On 09/09/2017 12:16 AM, Steven Knudsen wrote:
I am not sure that is an option. The TDMA scheme is such that the TX/RX to inactive time duty cycle is low. During the “inactive” time, other things are going on.

I suppose maybe I could just turn the RX gain to zero (and will be anyway)

But what you are really suggesting is more polling vs “interrupt” driven programming. Polling is generally not a way I like to go, especially when a) I can avoid it and b) I may be asked to host this on lesser hardware…

Put another way, if polling was okay, why have the ability to schedule receives?
Oh, I agree that it's a useful feature. I'm just not certain of the hardware's ability to maintain sub-ms-scale scheduling abilities on the B210.



Thanks for all the discussion and help!

steven



Steven Knudsen, Ph.D., P.Eng.
www.techconficio.ca <http://techconficio.ca>
www.linkedin.com/in/knudstevenknudsen <http://www.linkedin.com/in/knudstevenknudsen>

/Von einem gewissen Punkt an gibt es keine Rückkehr mehr. Dieser Punkt ist zu erreichen. - Franz Kafka/

On Sep 8, 2017, at 22:01, Marcus D. Leech <mle...@ripnet.com <mailto:mle...@ripnet.com>> wrote:

On 09/08/2017 11:53 PM, Steven Knudsen wrote:
Okay, I can accept that.

What it means is that since my customer has not settled on a USRP platform, I should put some checks in that enforce timing constraints. Stuff like looking at the number of samples for the max expected packet length times the sample rate and comparing to a max allowable packet time. Of course, I have some such checks already, but I guess not enough… Too bad…

thanks,

steven
I'll point out that one could simply just receive all the time, and only pay attention to the RX samples that are within the RX timeslots....




Steven Knudsen, Ph.D., P.Eng.
www.techconficio.ca <http://techconficio.ca/>
www.linkedin.com/in/knudstevenknudsen <http://www.linkedin.com/in/knudstevenknudsen>

/Der entscheidende Augenblick der menschlichen Entwicklung ist immerwährend. Darum sind die revolutionären geistigen Bewegungen, welche alles Frühere für nichtig erklären, im Recht, denn es ist noch nichts geschehen. - Franz Kafka/

On Sep 8, 2017, at 21:47, Marcus D. Leech <mle...@ripnet.com <mailto:mle...@ripnet.com>> wrote:

On 09/08/2017 11:38 PM, Steven Knudsen wrote:
Let me see if I understand you correctly. Are you saying that turning on the first reception takes significant time?
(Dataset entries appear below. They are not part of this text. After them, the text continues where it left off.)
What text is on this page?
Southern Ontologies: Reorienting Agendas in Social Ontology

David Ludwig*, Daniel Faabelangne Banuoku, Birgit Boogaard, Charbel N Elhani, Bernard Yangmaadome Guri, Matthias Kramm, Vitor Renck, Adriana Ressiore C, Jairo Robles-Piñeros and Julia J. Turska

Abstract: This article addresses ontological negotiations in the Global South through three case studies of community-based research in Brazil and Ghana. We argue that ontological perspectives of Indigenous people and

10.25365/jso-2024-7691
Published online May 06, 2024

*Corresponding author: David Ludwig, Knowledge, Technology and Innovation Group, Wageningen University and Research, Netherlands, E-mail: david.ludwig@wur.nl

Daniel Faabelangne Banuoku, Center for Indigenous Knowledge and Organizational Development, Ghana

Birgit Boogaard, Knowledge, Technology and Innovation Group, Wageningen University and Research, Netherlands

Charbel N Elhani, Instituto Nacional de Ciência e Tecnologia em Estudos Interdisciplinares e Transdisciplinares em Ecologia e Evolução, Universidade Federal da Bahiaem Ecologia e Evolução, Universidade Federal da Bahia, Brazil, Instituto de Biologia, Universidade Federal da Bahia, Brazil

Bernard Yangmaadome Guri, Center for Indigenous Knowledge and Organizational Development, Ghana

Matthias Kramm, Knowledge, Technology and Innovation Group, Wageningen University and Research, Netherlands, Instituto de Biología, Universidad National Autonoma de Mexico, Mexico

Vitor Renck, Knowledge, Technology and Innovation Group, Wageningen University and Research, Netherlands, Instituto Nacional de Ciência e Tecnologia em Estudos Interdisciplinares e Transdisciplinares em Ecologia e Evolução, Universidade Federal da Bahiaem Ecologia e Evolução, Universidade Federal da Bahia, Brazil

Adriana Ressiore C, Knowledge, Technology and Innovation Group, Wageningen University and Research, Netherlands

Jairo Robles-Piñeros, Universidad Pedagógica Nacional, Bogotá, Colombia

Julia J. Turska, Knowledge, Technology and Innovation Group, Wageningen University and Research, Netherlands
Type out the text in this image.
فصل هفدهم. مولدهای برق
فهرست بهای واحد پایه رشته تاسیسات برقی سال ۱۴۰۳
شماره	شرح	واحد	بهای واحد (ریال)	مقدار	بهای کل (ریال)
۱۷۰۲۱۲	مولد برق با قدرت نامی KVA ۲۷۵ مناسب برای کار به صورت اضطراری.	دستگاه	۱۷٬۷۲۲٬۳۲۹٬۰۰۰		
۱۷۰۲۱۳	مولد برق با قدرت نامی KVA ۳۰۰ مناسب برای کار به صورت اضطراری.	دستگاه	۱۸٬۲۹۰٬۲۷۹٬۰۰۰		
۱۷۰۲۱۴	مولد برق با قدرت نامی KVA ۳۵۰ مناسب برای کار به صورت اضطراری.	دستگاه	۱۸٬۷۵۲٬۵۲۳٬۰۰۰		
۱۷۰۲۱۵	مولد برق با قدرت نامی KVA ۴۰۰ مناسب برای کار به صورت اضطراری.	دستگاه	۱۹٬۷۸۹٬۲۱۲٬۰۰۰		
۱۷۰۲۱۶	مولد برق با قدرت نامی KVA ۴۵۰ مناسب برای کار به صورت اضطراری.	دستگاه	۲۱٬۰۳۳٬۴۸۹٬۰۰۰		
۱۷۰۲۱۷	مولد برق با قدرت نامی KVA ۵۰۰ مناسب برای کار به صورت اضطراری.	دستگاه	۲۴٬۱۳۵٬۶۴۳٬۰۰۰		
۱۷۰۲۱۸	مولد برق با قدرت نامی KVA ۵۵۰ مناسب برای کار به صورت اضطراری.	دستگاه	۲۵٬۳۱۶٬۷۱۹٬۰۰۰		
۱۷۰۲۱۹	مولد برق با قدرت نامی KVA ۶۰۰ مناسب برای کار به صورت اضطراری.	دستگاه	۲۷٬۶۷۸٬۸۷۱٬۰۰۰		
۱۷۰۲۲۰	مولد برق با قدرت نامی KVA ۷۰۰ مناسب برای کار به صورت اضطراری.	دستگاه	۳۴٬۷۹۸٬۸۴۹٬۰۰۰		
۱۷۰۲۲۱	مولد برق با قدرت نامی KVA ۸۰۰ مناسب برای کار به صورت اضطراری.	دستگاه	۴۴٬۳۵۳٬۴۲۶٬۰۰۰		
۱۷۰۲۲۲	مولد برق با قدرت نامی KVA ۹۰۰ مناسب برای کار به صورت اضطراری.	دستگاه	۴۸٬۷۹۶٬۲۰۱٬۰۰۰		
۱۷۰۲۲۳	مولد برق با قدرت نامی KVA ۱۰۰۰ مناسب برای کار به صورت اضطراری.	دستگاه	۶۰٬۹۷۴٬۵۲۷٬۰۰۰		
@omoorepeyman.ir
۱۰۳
In my case, the receive loop is running before the scheduling starts; it just times out and spins around again. So I am not sure that the receive startup is the problem.

But if it was, then could I simply not do a “dummy” receive and then start scheduling?

I can live with the 350 us pre-receive dead time.

However, without digging into the FPGA code, I would have thought that a command queue would be periodically checked to see if the next command time has arrived and then the waiting command would execute right away. But, if there was a set number of events that needed to execute for a reception, that might explain things. E.g., if things were disabled after NUM_SAMPS_AND_DONE and needed to be re-enabled the next time receive is invoked, that could and would take time.

At this point I am just speculating…

steven

PS You work long hours!


In general, starting the receive process takes a finite amount of time, because various bits of hardware need to be turned (back) on. Tuning is the most notoriously slow part in the B2xx series--the chip wasn't designed for frequency-hopping, for example. But other bits and pieces need to be initialized. I'm just not sure how many such bits and pieces and what the latency is.